Pour résumer : « Era » est un album sombre et bruyant dans la lignée des recherches amorcées avec le précédent EP mais surtout un excellent disque qu’on ne se lasse pas de réécouter. Plus difficile d’accès que le précédent, « Pre Language », mais obsédant. Tout est fait pour décourager l’auditeur, de cette pochette austère pour ne pas dire franchement laide à ce premier titre qui n’est pas là par hasard (un peu à la façon de la première strophe des Chants de Maldoror qui invite à ne pas lire le texte)… Et pourtant, il y a de bien belles choses. Recommandé !

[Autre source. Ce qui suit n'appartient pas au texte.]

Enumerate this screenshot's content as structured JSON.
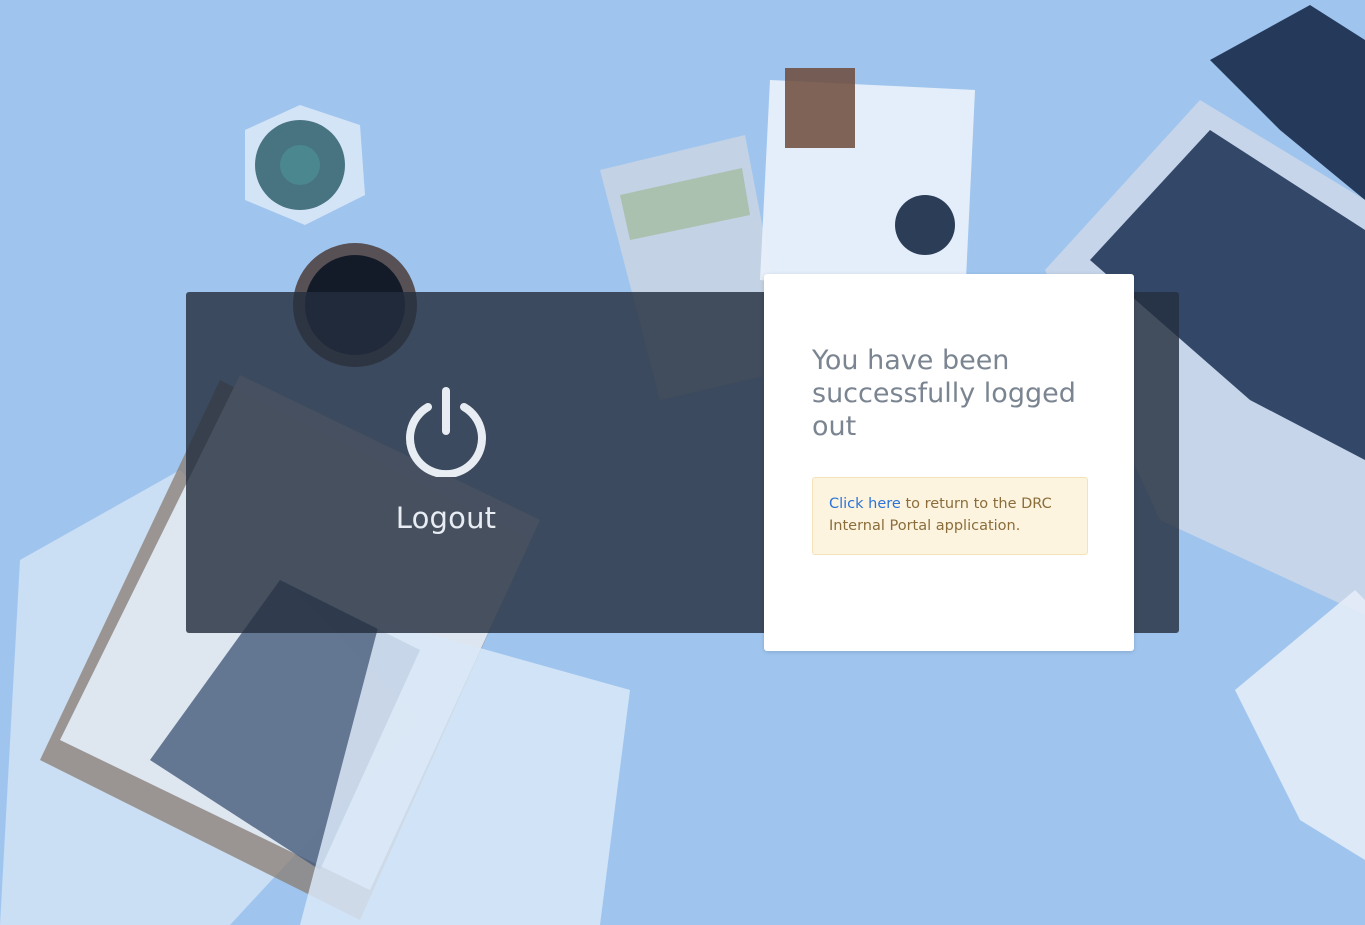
{
  "logout": {
    "icon": "power-icon",
    "label": "Logout"
  },
  "card": {
    "title": "You have been successfully logged out",
    "notice": {
      "link_text": "Click here",
      "rest_text": " to return to the DRC Internal Portal application."
    }
  },
  "colors": {
    "background": "#9fc5ef",
    "overlay": "#242e3e",
    "card": "#ffffff",
    "notice_bg": "#fdf4df",
    "notice_text": "#8a6d3b",
    "link": "#2a73d9"
  }
}
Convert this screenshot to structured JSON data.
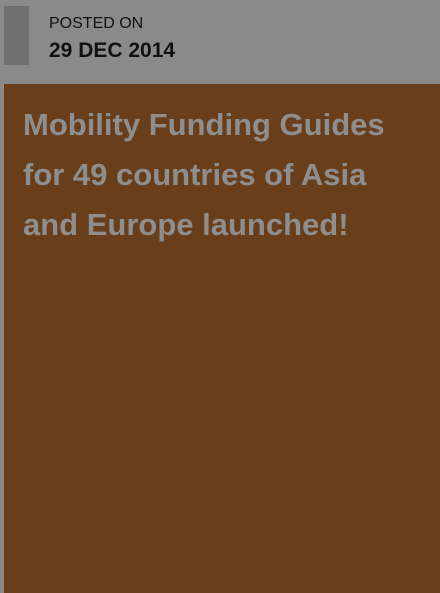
{
  "post": {
    "posted_label": "POSTED ON",
    "date": "29 DEC 2014",
    "title": "Mobility Funding Guides for 49 countries of Asia and Europe launched!"
  },
  "colors": {
    "background": "#8a8a8a",
    "accent": "#6f6f6f",
    "card": "#693f1b",
    "title_text": "#8e8e8e",
    "meta_text": "#111111"
  }
}
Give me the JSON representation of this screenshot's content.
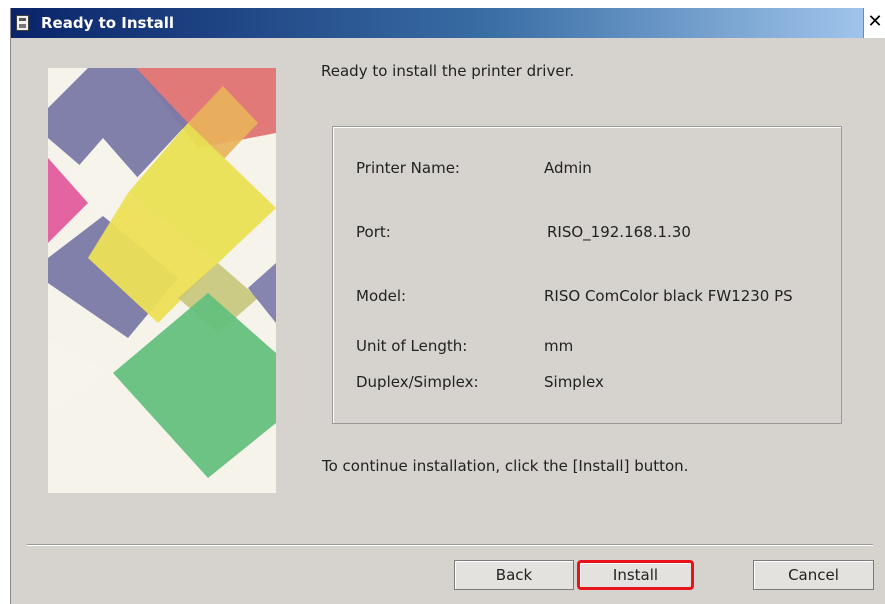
{
  "window": {
    "title": "Ready to Install",
    "close_glyph": "✕"
  },
  "content": {
    "message": "Ready to install the printer driver.",
    "info": [
      {
        "label": "Printer Name:",
        "value": "Admin"
      },
      {
        "label": "Port:",
        "value": "RISO_192.168.1.30"
      },
      {
        "label": "Model:",
        "value": "RISO ComColor black FW1230 PS"
      },
      {
        "label": "Unit of Length:",
        "value": "mm"
      },
      {
        "label": "Duplex/Simplex:",
        "value": "Simplex"
      }
    ],
    "instruction": "To continue installation, click the [Install] button."
  },
  "buttons": {
    "back": "Back",
    "install": "Install",
    "cancel": "Cancel"
  },
  "colors": {
    "install_highlight": "#e8121a",
    "title_bar": "#0a246a"
  },
  "icons": [
    "printer-app-icon",
    "close-icon"
  ]
}
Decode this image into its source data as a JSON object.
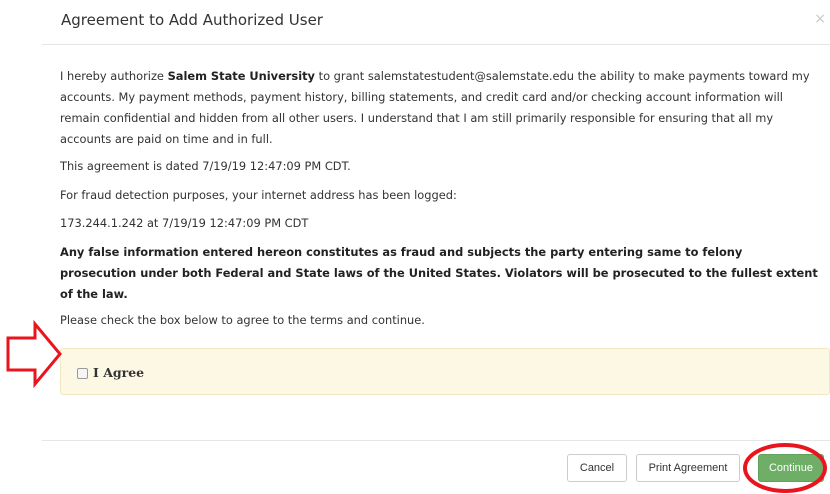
{
  "modal": {
    "title": "Agreement to Add Authorized User",
    "close_symbol": "×"
  },
  "body": {
    "p1_prefix": "I hereby authorize ",
    "p1_institution": "Salem State University",
    "p1_rest": " to grant salemstatestudent@salemstate.edu the ability to make payments toward my accounts. My payment methods, payment history, billing statements, and credit card and/or checking account information will remain confidential and hidden from all other users. I understand that I am still primarily responsible for ensuring that all my accounts are paid on time and in full.",
    "dated": "This agreement is dated 7/19/19 12:47:09 PM CDT.",
    "fraud_notice": "For fraud detection purposes, your internet address has been logged:",
    "ip_log": "173.244.1.242 at 7/19/19 12:47:09 PM CDT",
    "warning": "Any false information entered hereon constitutes as fraud and subjects the party entering same to felony prosecution under both Federal and State laws of the United States. Violators will be prosecuted to the fullest extent of the law.",
    "instruction": "Please check the box below to agree to the terms and continue."
  },
  "agree": {
    "label": "I Agree",
    "checked": false
  },
  "footer": {
    "cancel_label": "Cancel",
    "print_label": "Print Agreement",
    "continue_label": "Continue"
  },
  "colors": {
    "agree_bg": "#fcf8e3",
    "continue_bg": "#6fae66",
    "annotation_red": "#e8141e"
  },
  "annotations": {
    "arrow_icon": "red-arrow-icon",
    "circle_icon": "red-circle-icon"
  }
}
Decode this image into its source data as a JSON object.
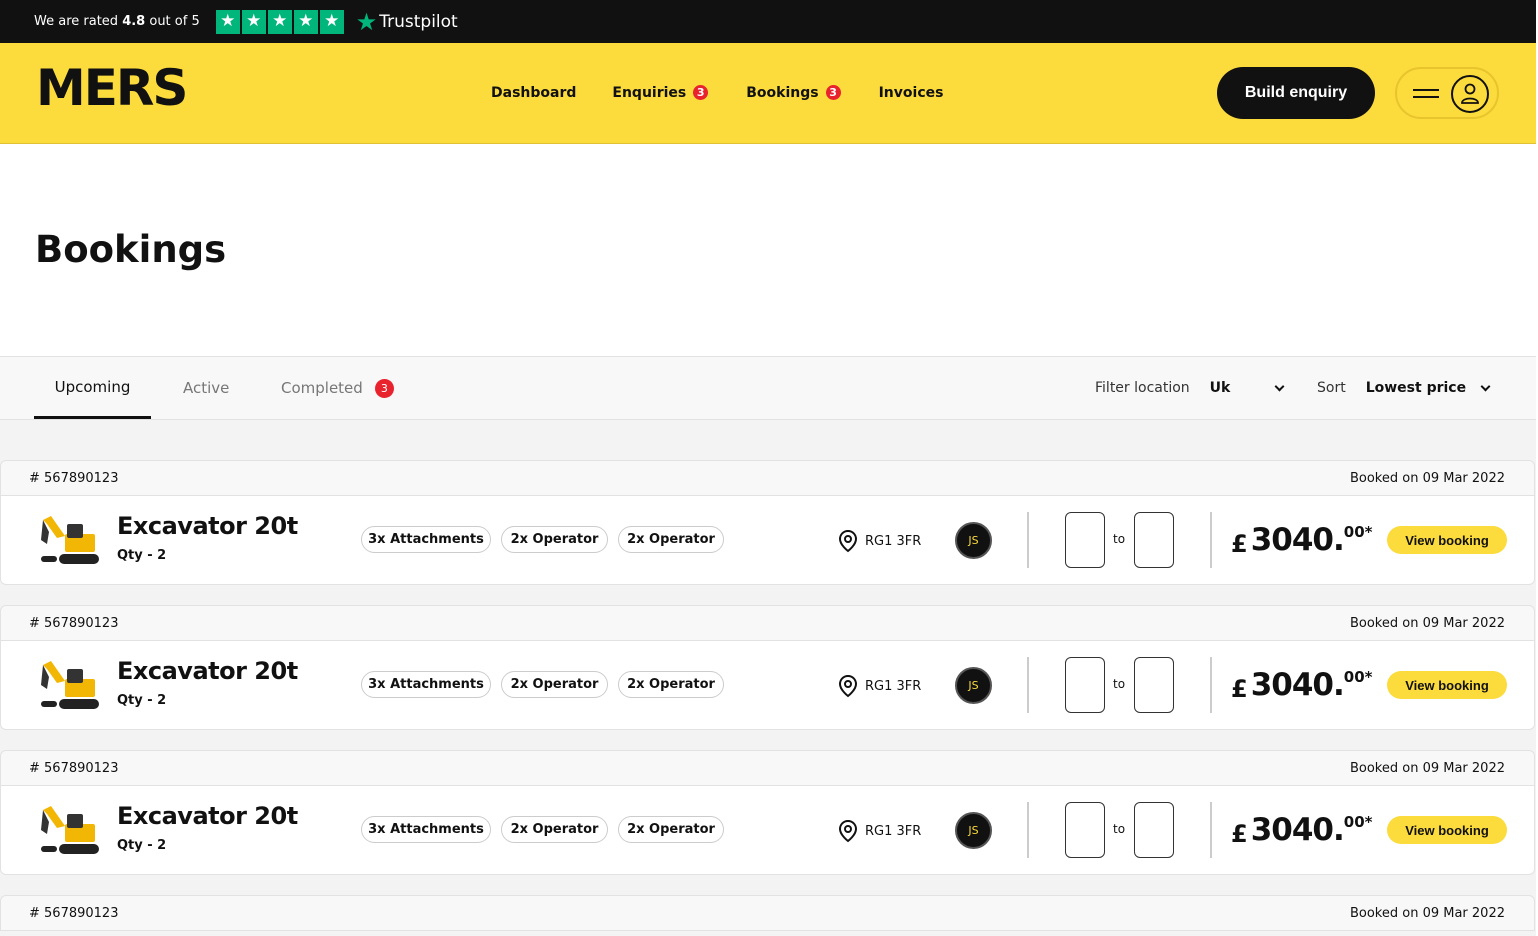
{
  "rating": {
    "prefix": "We are rated",
    "score": "4.8",
    "suffix": "out of 5",
    "stars": 5,
    "provider": "Trustpilot"
  },
  "header": {
    "logo": "MERS",
    "nav": [
      {
        "label": "Dashboard",
        "badge": ""
      },
      {
        "label": "Enquiries",
        "badge": "3"
      },
      {
        "label": "Bookings",
        "badge": "3"
      },
      {
        "label": "Invoices",
        "badge": ""
      }
    ],
    "build_label": "Build enquiry"
  },
  "page": {
    "title": "Bookings"
  },
  "tabs": [
    {
      "label": "Upcoming",
      "badge": ""
    },
    {
      "label": "Active",
      "badge": ""
    },
    {
      "label": "Completed",
      "badge": "3"
    }
  ],
  "filters": {
    "location_label": "Filter location",
    "location_value": "Uk",
    "sort_label": "Sort",
    "sort_value": "Lowest price"
  },
  "bookings": [
    {
      "id": "# 567890123",
      "booked": "Booked on 09 Mar 2022",
      "name": "Excavator 20t",
      "qty": "Qty - 2",
      "chips": [
        "3x Attachments",
        "2x Operator",
        "2x Operator"
      ],
      "location": "RG1 3FR",
      "initials": "JS",
      "to": "to",
      "currency": "£",
      "amount": "3040.",
      "decimals": "00*",
      "action": "View booking"
    },
    {
      "id": "# 567890123",
      "booked": "Booked on 09 Mar 2022",
      "name": "Excavator 20t",
      "qty": "Qty - 2",
      "chips": [
        "3x Attachments",
        "2x Operator",
        "2x Operator"
      ],
      "location": "RG1 3FR",
      "initials": "JS",
      "to": "to",
      "currency": "£",
      "amount": "3040.",
      "decimals": "00*",
      "action": "View booking"
    },
    {
      "id": "# 567890123",
      "booked": "Booked on 09 Mar 2022",
      "name": "Excavator 20t",
      "qty": "Qty - 2",
      "chips": [
        "3x Attachments",
        "2x Operator",
        "2x Operator"
      ],
      "location": "RG1 3FR",
      "initials": "JS",
      "to": "to",
      "currency": "£",
      "amount": "3040.",
      "decimals": "00*",
      "action": "View booking"
    },
    {
      "id": "# 567890123",
      "booked": "Booked on 09 Mar 2022"
    }
  ],
  "colors": {
    "brand_yellow": "#fcdb3d",
    "dark": "#111111",
    "badge_red": "#e8232d",
    "trustpilot_green": "#00b67a"
  },
  "icons": [
    "trustpilot-star-icon",
    "hamburger-menu-icon",
    "user-icon",
    "location-pin-icon",
    "chevron-down-icon",
    "excavator-image"
  ]
}
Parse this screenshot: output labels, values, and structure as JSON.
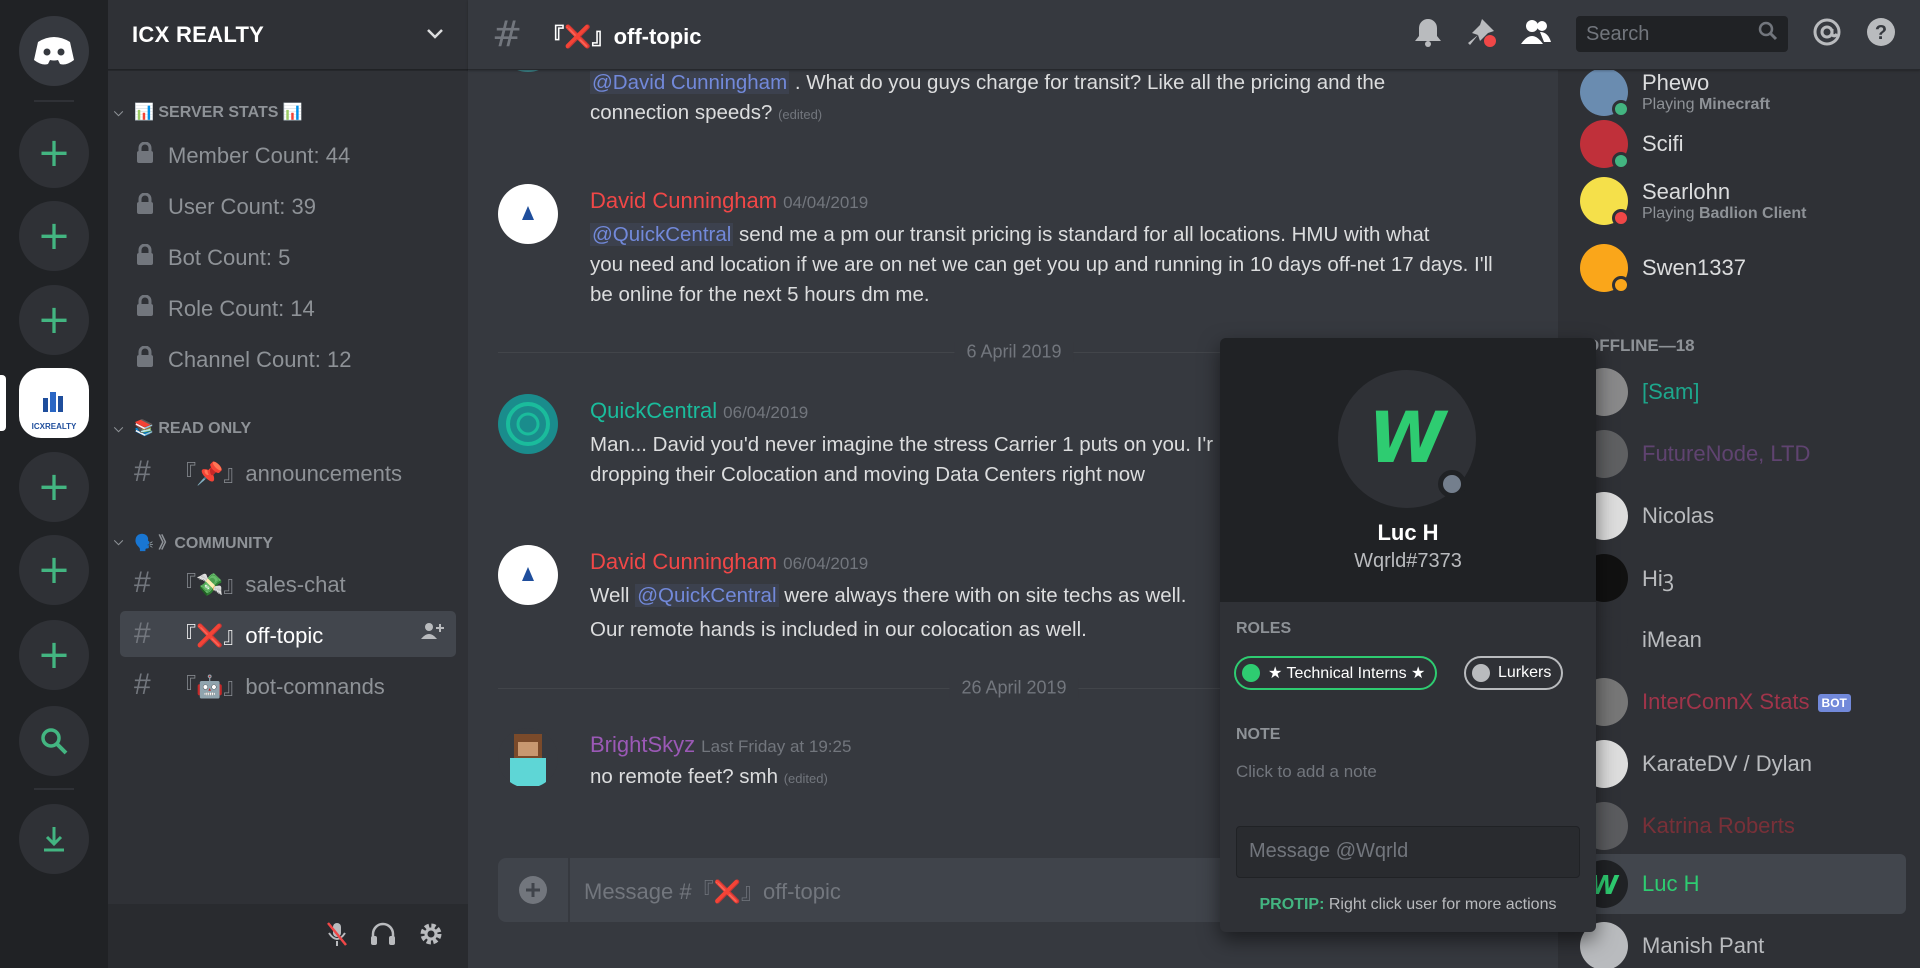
{
  "server": {
    "name": "ICX REALTY",
    "active_logo_text": "ICXREALTY"
  },
  "categories": {
    "stats": "📊 SERVER STATS 📊",
    "read_only": "📚 READ ONLY",
    "community": "🗣️ 》COMMUNITY"
  },
  "stats_channels": [
    "Member Count: 44",
    "User Count: 39",
    "Bot Count: 5",
    "Role Count: 14",
    "Channel Count: 12"
  ],
  "text_channels": {
    "announcements": "『📌』announcements",
    "sales_chat": "『💸』sales-chat",
    "off_topic": "『❌』off-topic",
    "bot_commands": "『🤖』bot-comnands"
  },
  "header": {
    "channel": "『❌』off-topic",
    "search_placeholder": "Search"
  },
  "messages": [
    {
      "mention": "@David Cunningham",
      "text": ". What do you guys charge for transit? Like all the pricing and the",
      "text2": "connection speeds?",
      "edited": "(edited)"
    },
    {
      "author": "David Cunningham",
      "time": "04/04/2019",
      "mention": "@QuickCentral",
      "text": "send me a pm our transit pricing is standard for all locations. HMU with what",
      "text2": "you need and location if we are on net we can get you up and running in 10 days off-net 17 days. I'll",
      "text3": "be online for the next 5 hours dm me."
    },
    {
      "author": "QuickCentral",
      "time": "06/04/2019",
      "text": "Man... David you'd never imagine the stress Carrier 1 puts on you. I'r",
      "text2": "dropping their Colocation and moving Data Centers right now"
    },
    {
      "author": "David Cunningham",
      "time": "06/04/2019",
      "pre": "Well",
      "mention": "@QuickCentral",
      "text": "were always there with on site techs as well.",
      "text2": "Our remote hands is included in our colocation as well."
    },
    {
      "author": "BrightSkyz",
      "time": "Last Friday at 19:25",
      "text": "no remote feet? smh",
      "edited": "(edited)"
    }
  ],
  "dividers": [
    "6 April 2019",
    "26 April 2019"
  ],
  "composer": {
    "placeholder": "Message #『❌』off-topic"
  },
  "members": {
    "online": [
      {
        "name": "Phewo",
        "activity_prefix": "Playing",
        "activity": "Minecraft"
      },
      {
        "name": "Scifi"
      },
      {
        "name": "Searlohn",
        "activity_prefix": "Playing",
        "activity": "Badlion Client"
      },
      {
        "name": "Swen1337"
      }
    ],
    "offline_header": "OFFLINE—18",
    "offline": [
      {
        "name": "[Sam]"
      },
      {
        "name": "FutureNode, LTD"
      },
      {
        "name": "Nicolas"
      },
      {
        "name": "Hiꝫ"
      },
      {
        "name": "iMean"
      },
      {
        "name": "InterConnX Stats",
        "badge": "BOT"
      },
      {
        "name": "KarateDV / Dylan"
      },
      {
        "name": "Katrina Roberts"
      },
      {
        "name": "Luc H"
      },
      {
        "name": "Manish Pant"
      }
    ]
  },
  "popout": {
    "name": "Luc H",
    "tag": "Wqrld#7373",
    "roles_label": "ROLES",
    "roles": [
      "★ Technical Interns ★",
      "Lurkers"
    ],
    "note_label": "NOTE",
    "note_placeholder": "Click to add a note",
    "message_placeholder": "Message @Wqrld",
    "protip_label": "PROTIP:",
    "protip_text": "Right click user for more actions"
  },
  "colors": {
    "accent_green": "#43b581",
    "mention_blue": "#7289da",
    "author_red": "#f04747",
    "author_teal": "#1abc9c",
    "author_purple": "#9b59b6",
    "luc_green": "#2ecc71"
  }
}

Disappears // Era // Kranky / Differ-Ant (sortie le 26 août)
http://www.disappears.us/


[i] Le drone, terreur des yéménites, est aussi un synonyme de « bourdon », qu’on utilise principalement pour décrire les recherches opérées par les minimalistes comme La Monte Young et tous ceux qui s’en sont inspirés par la suite : il s’agit d’une note continuellement répétée qui sert d’accompagnement à une pièce.